Jan 19, 2014

The Mâche Pit (Valerianella locusta)

Mâche is a gloriously hardy edible French green, also known as corn salad. I have overwintered some, and not the coldest cold snap we had here killed it - or even slowed it down.

I planted these "Ed Hume" mâche seeds in late September. I thought it was almost too late to plant the seeds, but did it anyway. They germinated quickly but grew very slowly. The plants started maturing right around Thanksgiving. I served a bed of mâche leaves with carrot slaw on top. Delicious! To harvest, the whole plant is taken. Roots are trimmed off. I harvested half the bed, and let the rest carry on into winter.

I will definitely plant this delicious mini-lettuce again in late Fall 2014.

To have vibrant green freshness like this, when so much else is dormant, is nice as an edible and visual treat.

Also thriving in the January garden is super-hardy salad burnet (Sanguisorba minor). I really like the burnet! I plan to pot up the volunteers. Deer absolutely will not touch this stuff! Not one bite. I have started a row of this up on the driveway, unirrigated and patrolled by deer.

When salad burnet is not blooming (which it does all spring and summer, well into fall) it has fresh ferny leaves. It will all get a haircut in early spring. Below is some thriving during a cold snap.

Below is a tiny self-seeded burnet start, cuddling with a thuggish rosette of shotweed (Cardamine hirsuta). Shotweed (AKA "land cress" or "flickweed" is a dreadful garden weed that has enjoyed this dry winter. It is a weed that MUST be pulled or hoed before it blooms. If the matured flowers and seed heads are disturbed, it shoots a cloud of seeds up into your eyeballs. Hate that.

Dec 2, 2013

Geranium "Rozanne" Frosty Finale

These geraniums have been wonderful performers. I have been dividing the clumps for years now, and they are all over my place. Very cheerful and hardy. As if the long-blooming purple flowers were not enough, the fall foliage is great too! The coming hard freezes will finish these leaves off soon. I love the muted color palette with the light frost. Click to enlarge!

Nov 2, 2013

Shrooms, Bustin' Out All Over!

The Pacific Northwest must a heaven for mushrooms and fungus of all kinds. Since the advent of real Fall weather lately, my daily walks are a tour of the many varieties of shrooms that are so happy here.

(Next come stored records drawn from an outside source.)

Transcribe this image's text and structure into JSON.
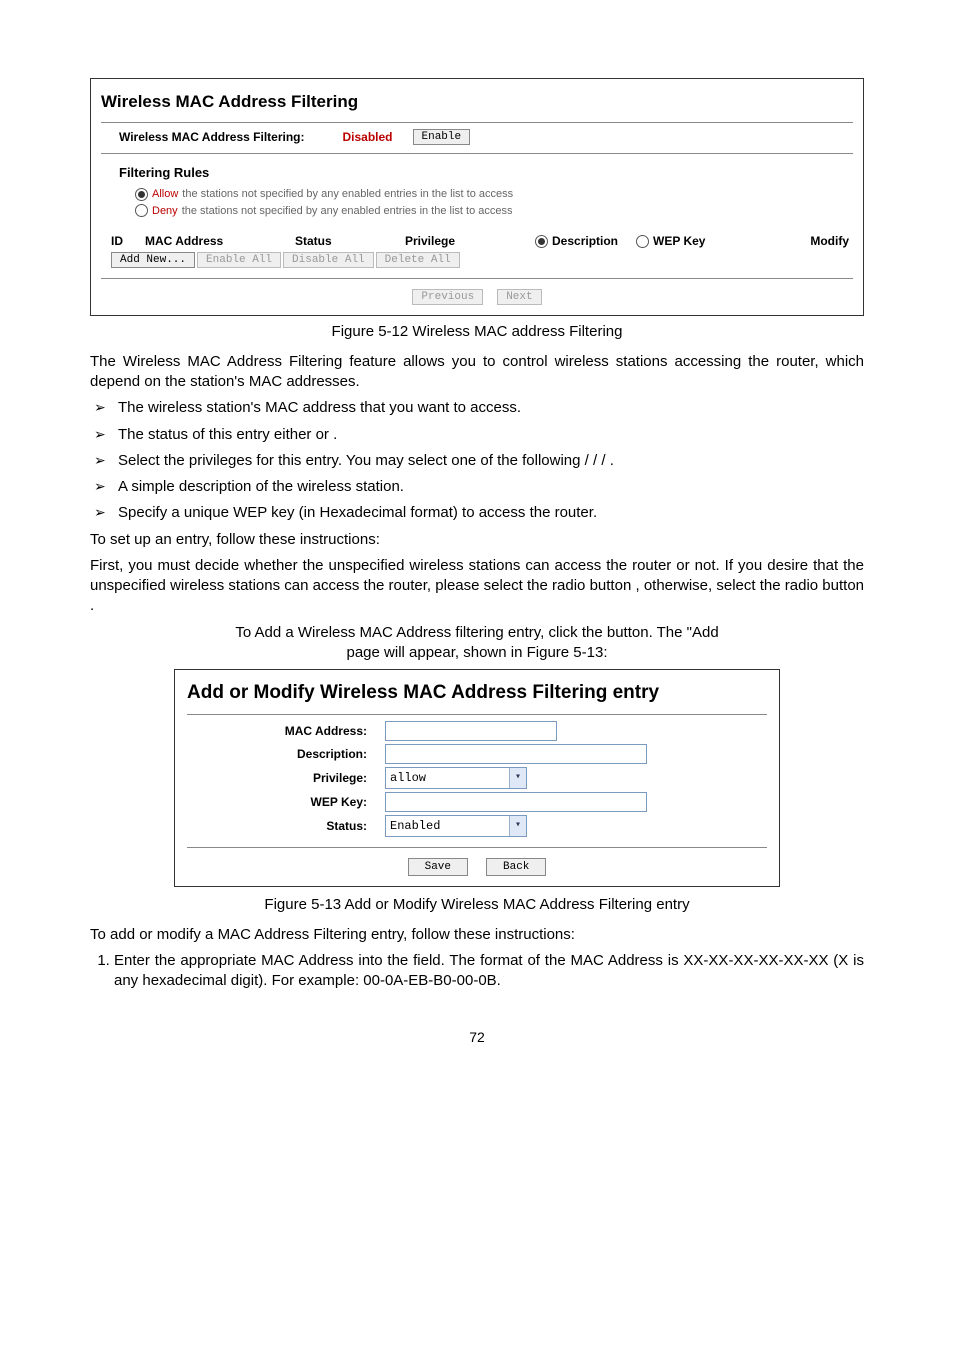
{
  "panel1": {
    "title": "Wireless MAC Address Filtering",
    "status_label": "Wireless MAC Address Filtering:",
    "status_value": "Disabled",
    "enable_btn": "Enable",
    "rules_heading": "Filtering Rules",
    "rule_allow_word": "Allow",
    "rule_allow_rest": " the stations not specified by any enabled entries in the list to access",
    "rule_deny_word": "Deny",
    "rule_deny_rest": " the stations not specified by any enabled entries in the list to access",
    "hdr_id": "ID",
    "hdr_mac": "MAC Address",
    "hdr_status": "Status",
    "hdr_priv": "Privilege",
    "hdr_desc": "Description",
    "hdr_wep": "WEP Key",
    "hdr_modify": "Modify",
    "btn_add": "Add New...",
    "btn_enall": "Enable All",
    "btn_disall": "Disable All",
    "btn_delall": "Delete All",
    "btn_prev": "Previous",
    "btn_next": "Next"
  },
  "caption1": "Figure 5-12 Wireless MAC address Filtering",
  "para1": "The Wireless MAC Address Filtering feature allows you to control wireless stations accessing the router, which depend on the station's MAC addresses.",
  "bullets": {
    "mac": "The wireless station's MAC address that you want to access.",
    "status_a": "The status of this entry either ",
    "status_b": " or ",
    "status_c": ".",
    "priv_a": "Select the privileges for this entry.   You may select one of the following ",
    "priv_b": " / ",
    "priv_c": " / ",
    "priv_d": " / ",
    "priv_e": ".",
    "desc": "A simple description of the wireless station.",
    "wep": "Specify a unique WEP key (in Hexadecimal format) to access the router."
  },
  "para2": "To set up an entry, follow these instructions:",
  "para3a": "First, you must decide whether the unspecified wireless stations can access the router or not. If you desire that the unspecified wireless stations can access the router, please select the radio button ",
  "para3b": ", otherwise, select the radio button ",
  "para3c": ".",
  "para4a": "To Add a Wireless MAC Address filtering entry, click the ",
  "para4b": " button. The \"Add ",
  "para4c": " page will appear, shown in Figure 5-13:",
  "panel2": {
    "title": "Add or Modify Wireless MAC Address Filtering entry",
    "mac_label": "MAC Address:",
    "desc_label": "Description:",
    "priv_label": "Privilege:",
    "priv_value": "allow",
    "wep_label": "WEP Key:",
    "status_label": "Status:",
    "status_value": "Enabled",
    "btn_save": "Save",
    "btn_back": "Back"
  },
  "caption2": "Figure 5-13 Add or Modify Wireless MAC Address Filtering entry",
  "para5": "To add or modify a MAC Address Filtering entry, follow these instructions:",
  "ol1_a": "Enter the appropriate MAC Address into the ",
  "ol1_b": " field. The format of the MAC Address is XX-XX-XX-XX-XX-XX (X is any hexadecimal digit). For example: 00-0A-EB-B0-00-0B.",
  "pagenum": "72"
}
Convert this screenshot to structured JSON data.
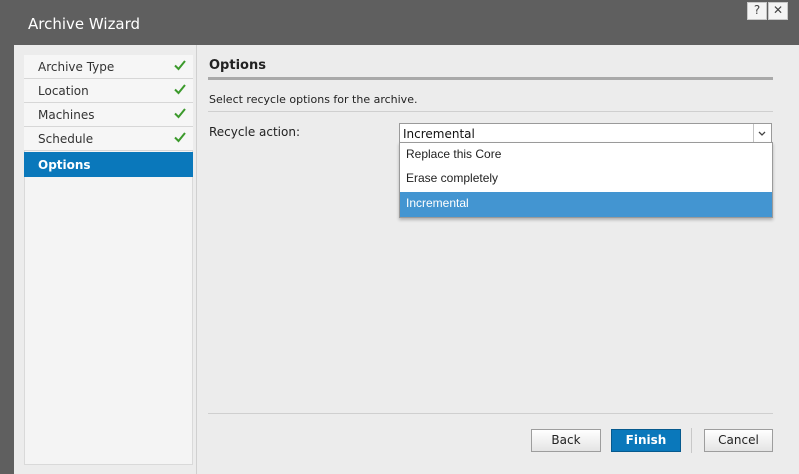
{
  "window": {
    "title": "Archive Wizard",
    "help_label": "?",
    "close_label": "✕"
  },
  "steps": [
    {
      "label": "Archive Type",
      "done": true
    },
    {
      "label": "Location",
      "done": true
    },
    {
      "label": "Machines",
      "done": true
    },
    {
      "label": "Schedule",
      "done": true
    },
    {
      "label": "Options",
      "done": false,
      "active": true
    }
  ],
  "main": {
    "title": "Options",
    "description": "Select recycle options for the archive.",
    "recycle_label": "Recycle action:",
    "recycle_value": "Incremental",
    "options": [
      "Replace this Core",
      "Erase completely",
      "Incremental"
    ],
    "selected_option": "Incremental"
  },
  "buttons": {
    "back": "Back",
    "finish": "Finish",
    "cancel": "Cancel"
  },
  "colors": {
    "accent": "#0a78bb",
    "selected_option": "#4395d1",
    "check": "#3c9a2c",
    "titlebar": "#5f5f5f"
  }
}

These erupted with such force that they brought a layer of soil and debris up with them.

This variety eventually disintegrates into a yucky pool of dark slime. Ugh.

These are large, about 7" across. About 3" high.

Slim pumpkin-colored ones, about 4" tall.

Something appears to be chomping on this frightening red one?

Universal color for "DONT EAT ME!"

Not sesame-seed buns, although they do look the part. I understand these are very poisonous.

Upturned pale fragile frilly ones.

Spongy and toasty brown. These are about 4" tall and 5" across or so.

These white shrooms look like they might be delicous. But I'm afraid to try them.

They are delicate and clean out in their woodsy setting.

A nice colony.

Oct 10, 2013

Cider Pressing, a delicious rite of Fall

We started with nice apple picked from a neighbor's orchard. They have some cosmetic blemishes, but nothing affecting their usefulness!

We wash and chop the apples, separating out some that didn't make the cut, for the hog to enjoy.

The chunked apples are added to a hopper where they are ground up into small bits. The bits drop into the ribbed container below.
The ribs expand to accommodate the tremendous pressure exerted by the press when it is screwed down.
The mulched-up bits awaiting pressing.
Turning the big wheel on the side lowers a wooden disc down onto the apple bits, squeezing out the delicious juice.
The juice is sweet and tangy, incredibly delicious! We pour the juice through a strainer into reused juice bottles and store it in the fridge or freezer. The squeezed pulp still has plenty of flavor and can be processed into applesauce, or it can make the hog very happy.